In 1955, social psychologists Alvin Zander and Arthur R. Cohen published a classroom exercise to demonstrate social power. The following description is inspired by their work.
Students are instructed that they will be interacting in small discussion groups. They are given the hypothetical task of developing a recommendation to be presented to the university’s vice president, regarding how to spend a sizable donation. Most students are immediately assigned to small groups (of approximately five students). Two students for each group are asked to wait in the hallway.

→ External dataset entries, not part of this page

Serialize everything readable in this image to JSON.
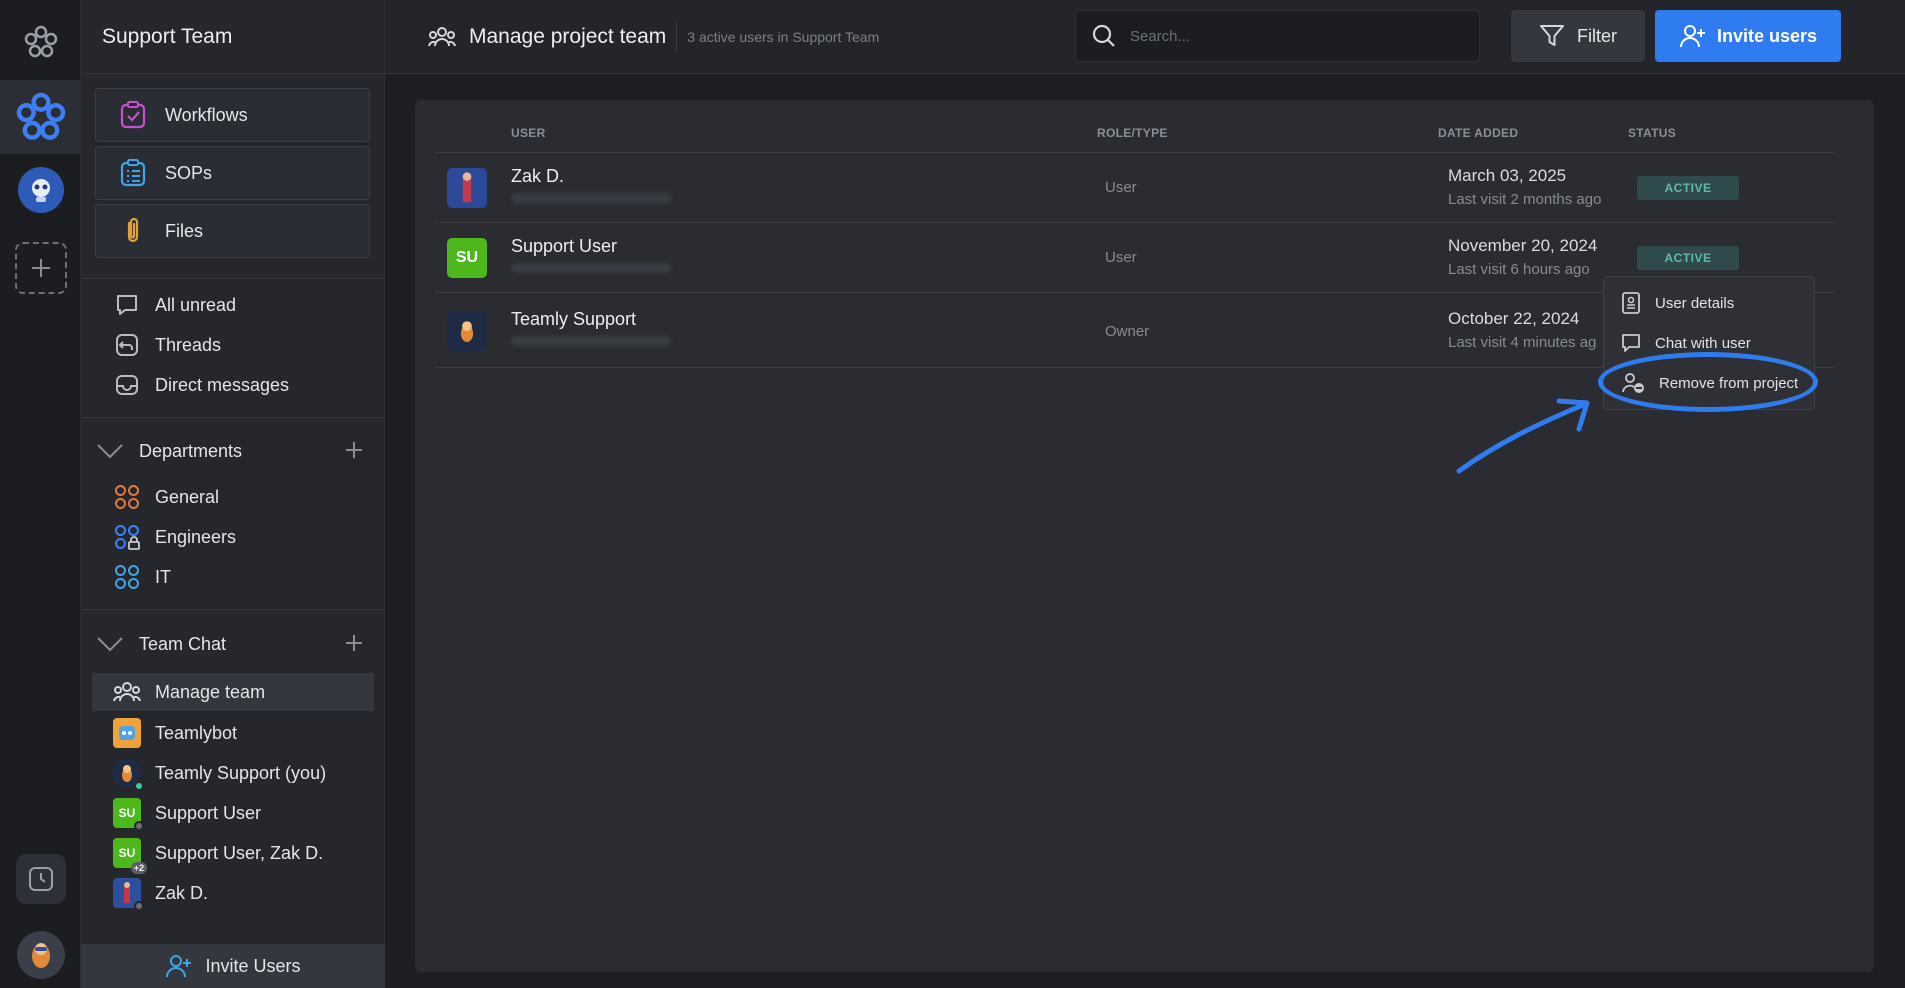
{
  "sidebar": {
    "title": "Support Team",
    "cards": [
      {
        "label": "Workflows",
        "icon": "workflow-icon"
      },
      {
        "label": "SOPs",
        "icon": "clipboard-icon"
      },
      {
        "label": "Files",
        "icon": "paperclip-icon"
      }
    ],
    "nav": [
      {
        "label": "All unread",
        "icon": "chat-bubble-icon"
      },
      {
        "label": "Threads",
        "icon": "threads-icon"
      },
      {
        "label": "Direct messages",
        "icon": "inbox-icon"
      }
    ],
    "departments": {
      "title": "Departments",
      "items": [
        {
          "label": "General",
          "color": "#e07a3a"
        },
        {
          "label": "Engineers",
          "color": "#3b82f6"
        },
        {
          "label": "IT",
          "color": "#3ea6e8"
        }
      ]
    },
    "team_chat": {
      "title": "Team Chat",
      "items": [
        {
          "label": "Manage team",
          "selected": true
        },
        {
          "label": "Teamlybot"
        },
        {
          "label": "Teamly Support (you)"
        },
        {
          "label": "Support User",
          "avatar_text": "SU"
        },
        {
          "label": "Support User, Zak D.",
          "avatar_text": "SU",
          "badge": "+2"
        },
        {
          "label": "Zak D."
        }
      ]
    },
    "invite_label": "Invite Users"
  },
  "topbar": {
    "title": "Manage project team",
    "subtitle": "3 active users in Support Team",
    "search_placeholder": "Search...",
    "filter_label": "Filter",
    "invite_label": "Invite users"
  },
  "table": {
    "headers": {
      "user": "USER",
      "role": "ROLE/TYPE",
      "date": "DATE ADDED",
      "status": "STATUS"
    },
    "rows": [
      {
        "name": "Zak D.",
        "role": "User",
        "date": "March 03, 2025",
        "visit": "Last visit 2 months ago",
        "status": "ACTIVE"
      },
      {
        "name": "Support User",
        "avatar_text": "SU",
        "role": "User",
        "date": "November 20, 2024",
        "visit": "Last visit 6 hours ago",
        "status": "ACTIVE"
      },
      {
        "name": "Teamly Support",
        "role": "Owner",
        "date": "October 22, 2024",
        "visit": "Last visit 4 minutes ag"
      }
    ]
  },
  "context_menu": {
    "items": [
      {
        "label": "User details",
        "icon": "user-card-icon"
      },
      {
        "label": "Chat with user",
        "icon": "chat-icon"
      },
      {
        "label": "Remove from project",
        "icon": "user-remove-icon"
      }
    ]
  },
  "colors": {
    "accent": "#2f7cf0",
    "active_badge_bg": "#2e4a4d",
    "active_badge_text": "#62b7ac",
    "su_green": "#4cb81b"
  }
}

Inside the classroom, the facilitator explains that two students will soon join the group. One should be treated as a high status person (Zander and Cohen used the Dean of the academic school) while the other should be treated as a low status person (Zander and Cohen used a first-year student). The groups are to assign one empty seat to high status role and the other empty seat to the low status role. The groups are instructed to treat the person sitting in each seat consistent with the role.

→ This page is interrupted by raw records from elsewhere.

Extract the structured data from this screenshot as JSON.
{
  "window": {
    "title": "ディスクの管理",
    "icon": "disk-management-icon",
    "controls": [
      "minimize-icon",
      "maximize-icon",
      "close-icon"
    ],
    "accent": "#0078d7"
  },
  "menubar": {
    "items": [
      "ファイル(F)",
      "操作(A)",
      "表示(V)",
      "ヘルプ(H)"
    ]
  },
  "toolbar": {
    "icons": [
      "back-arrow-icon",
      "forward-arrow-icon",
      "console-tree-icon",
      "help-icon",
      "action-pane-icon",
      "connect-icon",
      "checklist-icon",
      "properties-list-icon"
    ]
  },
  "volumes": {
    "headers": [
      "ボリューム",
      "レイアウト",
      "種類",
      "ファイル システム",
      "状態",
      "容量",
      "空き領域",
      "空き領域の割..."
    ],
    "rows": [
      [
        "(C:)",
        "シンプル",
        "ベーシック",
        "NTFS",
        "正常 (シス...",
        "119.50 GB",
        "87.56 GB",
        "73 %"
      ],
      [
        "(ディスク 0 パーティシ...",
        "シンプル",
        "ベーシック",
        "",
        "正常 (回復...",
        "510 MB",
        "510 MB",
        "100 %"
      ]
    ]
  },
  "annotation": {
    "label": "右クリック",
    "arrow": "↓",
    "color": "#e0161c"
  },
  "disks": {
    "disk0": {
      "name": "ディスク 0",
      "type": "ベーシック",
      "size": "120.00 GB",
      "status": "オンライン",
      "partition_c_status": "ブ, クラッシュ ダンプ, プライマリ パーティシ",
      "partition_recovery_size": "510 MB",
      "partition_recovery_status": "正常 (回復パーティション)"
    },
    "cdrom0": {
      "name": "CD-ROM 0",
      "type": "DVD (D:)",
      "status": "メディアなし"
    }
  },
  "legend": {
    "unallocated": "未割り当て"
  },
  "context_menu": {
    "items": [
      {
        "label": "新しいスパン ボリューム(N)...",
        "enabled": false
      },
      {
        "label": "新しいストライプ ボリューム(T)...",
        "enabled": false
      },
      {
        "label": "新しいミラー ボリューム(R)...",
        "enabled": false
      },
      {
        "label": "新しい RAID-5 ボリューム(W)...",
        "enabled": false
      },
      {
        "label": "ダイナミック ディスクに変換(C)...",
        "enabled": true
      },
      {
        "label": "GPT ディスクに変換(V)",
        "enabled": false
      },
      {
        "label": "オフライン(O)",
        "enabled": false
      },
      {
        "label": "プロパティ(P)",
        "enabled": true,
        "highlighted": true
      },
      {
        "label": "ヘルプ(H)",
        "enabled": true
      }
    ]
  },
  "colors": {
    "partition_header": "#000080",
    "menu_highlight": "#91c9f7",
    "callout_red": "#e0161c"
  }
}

The students in the hallway are instructed that they will play the role of newcomers to established groups; they are not told about their assigned status.
After a period of interaction, the newcomers are asked to share their experiences of joining the groups. Those assigned low status tend to report remarkably different experiences than those assigned high status.
The facilitators can use this exercise to generate a critical discussion of social power.
Zander, A., & Cohen, A. R. (1955). Attributed social power and group acceptance: A classroom experimental demonstration. The Journal of Abnormal and Social Psychology, 51, 490-492.